Yayıncı: DC / Vertigo

Yayın yılı: 1989 – 1993 (DC), 1993 – devam ediyor (Vertigo)

The Sandman için ne söylesem az kalır. Neil Gaiman ile aynı düşgücüne sahip olmak için neler vermezdim! The Sandman gibi bir harikanın yayınlandığı dünyada yaşamak mutluluk sebebi, Neil Gaiman gibi bir adamla aynı canlı türünün parçası olmak ise insanlık için az sayıdaki gurur vesilelerinden biri olabilir. Eğer henüz The Sandman ile tanışmadıysanız abarttığımı düşünüyor olabilirsiniz. Seriyi okumuş olanlar, takip edenler, ise abartmadığımı biliyorlar.

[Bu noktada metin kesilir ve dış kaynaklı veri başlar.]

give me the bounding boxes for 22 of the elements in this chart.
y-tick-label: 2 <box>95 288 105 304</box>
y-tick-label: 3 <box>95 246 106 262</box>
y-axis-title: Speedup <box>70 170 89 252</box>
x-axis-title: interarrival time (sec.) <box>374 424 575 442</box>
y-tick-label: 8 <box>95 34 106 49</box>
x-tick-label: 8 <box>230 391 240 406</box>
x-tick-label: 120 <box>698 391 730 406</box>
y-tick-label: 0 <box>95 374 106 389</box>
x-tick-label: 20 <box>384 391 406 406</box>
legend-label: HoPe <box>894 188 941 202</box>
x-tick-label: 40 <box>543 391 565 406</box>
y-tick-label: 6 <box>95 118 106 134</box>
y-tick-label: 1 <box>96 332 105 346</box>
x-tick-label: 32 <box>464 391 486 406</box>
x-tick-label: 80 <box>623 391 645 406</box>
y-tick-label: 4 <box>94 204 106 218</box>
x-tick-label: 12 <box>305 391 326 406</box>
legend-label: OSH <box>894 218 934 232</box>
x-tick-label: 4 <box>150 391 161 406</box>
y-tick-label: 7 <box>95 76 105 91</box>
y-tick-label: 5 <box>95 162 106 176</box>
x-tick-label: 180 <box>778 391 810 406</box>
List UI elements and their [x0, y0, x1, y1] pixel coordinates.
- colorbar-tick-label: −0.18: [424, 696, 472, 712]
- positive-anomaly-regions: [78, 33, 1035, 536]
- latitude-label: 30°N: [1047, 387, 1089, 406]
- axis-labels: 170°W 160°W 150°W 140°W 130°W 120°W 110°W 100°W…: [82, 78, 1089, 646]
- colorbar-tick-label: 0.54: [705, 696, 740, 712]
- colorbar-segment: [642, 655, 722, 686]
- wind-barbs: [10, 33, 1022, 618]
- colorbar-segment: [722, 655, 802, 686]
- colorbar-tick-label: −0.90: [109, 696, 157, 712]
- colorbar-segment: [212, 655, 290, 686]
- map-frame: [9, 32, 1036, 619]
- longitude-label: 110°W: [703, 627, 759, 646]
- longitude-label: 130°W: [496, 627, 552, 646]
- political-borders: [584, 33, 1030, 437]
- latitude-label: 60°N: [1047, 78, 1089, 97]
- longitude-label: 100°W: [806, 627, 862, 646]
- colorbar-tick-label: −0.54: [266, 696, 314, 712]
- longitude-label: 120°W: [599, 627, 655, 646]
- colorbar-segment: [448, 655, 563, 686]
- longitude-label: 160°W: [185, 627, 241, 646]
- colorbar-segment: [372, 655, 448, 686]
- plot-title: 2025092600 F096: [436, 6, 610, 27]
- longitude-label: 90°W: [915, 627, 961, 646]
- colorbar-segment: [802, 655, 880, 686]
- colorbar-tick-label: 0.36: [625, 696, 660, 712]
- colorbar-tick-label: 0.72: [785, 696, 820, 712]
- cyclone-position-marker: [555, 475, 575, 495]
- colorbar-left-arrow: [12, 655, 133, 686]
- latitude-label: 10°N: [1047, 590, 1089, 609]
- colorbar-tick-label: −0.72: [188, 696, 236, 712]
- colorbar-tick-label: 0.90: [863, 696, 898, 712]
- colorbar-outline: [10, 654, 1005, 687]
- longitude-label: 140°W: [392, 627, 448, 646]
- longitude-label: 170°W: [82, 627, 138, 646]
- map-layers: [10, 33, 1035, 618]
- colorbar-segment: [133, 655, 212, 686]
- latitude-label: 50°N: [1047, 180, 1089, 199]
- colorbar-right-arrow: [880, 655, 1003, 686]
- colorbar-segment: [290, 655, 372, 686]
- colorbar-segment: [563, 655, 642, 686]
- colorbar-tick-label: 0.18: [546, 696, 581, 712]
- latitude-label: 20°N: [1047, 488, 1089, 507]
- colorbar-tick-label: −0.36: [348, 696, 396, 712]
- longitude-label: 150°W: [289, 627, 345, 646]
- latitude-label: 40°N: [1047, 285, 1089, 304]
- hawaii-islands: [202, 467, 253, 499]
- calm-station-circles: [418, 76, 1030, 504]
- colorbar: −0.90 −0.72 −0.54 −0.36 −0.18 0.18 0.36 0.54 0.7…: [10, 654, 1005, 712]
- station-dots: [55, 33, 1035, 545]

Okumayanlara sesleniyorum: The Sandman’le tanışmadan geçirdiğiniz her an kayıptır. İthaki Türkçe olarak da birkaç The Sandman serisini bastı. Yani, “İngilizce’m yok,” bahanesini de kabul etmiyoruz, üzgünüm!

The Sandman, yedi Endless’ten (İthaki baskısında “Sonsuzlar” adıyla çevrilmiş) rüyalar kralı ve tüm rüyaların vücut bulmuş hali Dream’in (ki başka başka adlar da alıyor, Morpheus mesela) öyküsünü anlatıyor. Büyülü bir öykü bu; yer yer ürkütücü, yer yer kafa karıştırıcı… Doğrusu, ekrana taşıması oldukça zor bir yapıt. Zaten epey de tartışılmış The Sandman‘in filmi, dizisi çekilebilir mi diye. Neil Gaiman’a sorarsanız, çekilir, ama diyor ki: “Kötü bir Sandman filmi izleyeceğime hiç izlemeyeyim daha iyi.”

Haklı.

KİM YÖNETİR: Terry Gilliam – Dizi yönetmenliği tecrübesi olmayabilir ama Neil Gaiman onu istiyor. Şöyle demişti bir defasında: “Terry Gilliam ne istese veririm, yani bir gün Sandman‘i filme çekmek isterse çeker.” Gaiman’ın üstüne bize laf düşmez!

KİM OYNAR: Benedict Cumberbatch (Dream) – Dream’in o post-punk yıllarından fırlamış gibi duran saçları, gizemi, soğukluğu… hepsi Benedict Cumberbatch’ta mevcut! Tamam, saçları biraz değişiklik istiyor ama halledilir. Benedict Cumberbatch her şeyiyle harika bir Dream! Nitekim Neil Gaiman da onu ilk gördüğünde “Bu bildiğin Dream!” demiş. Gerçi aklına gelen ilk Dream, Johnny Depp’miş ama artık onu bu rol için yaşlı buluyor… Zaman çabuk geçiyor tabii.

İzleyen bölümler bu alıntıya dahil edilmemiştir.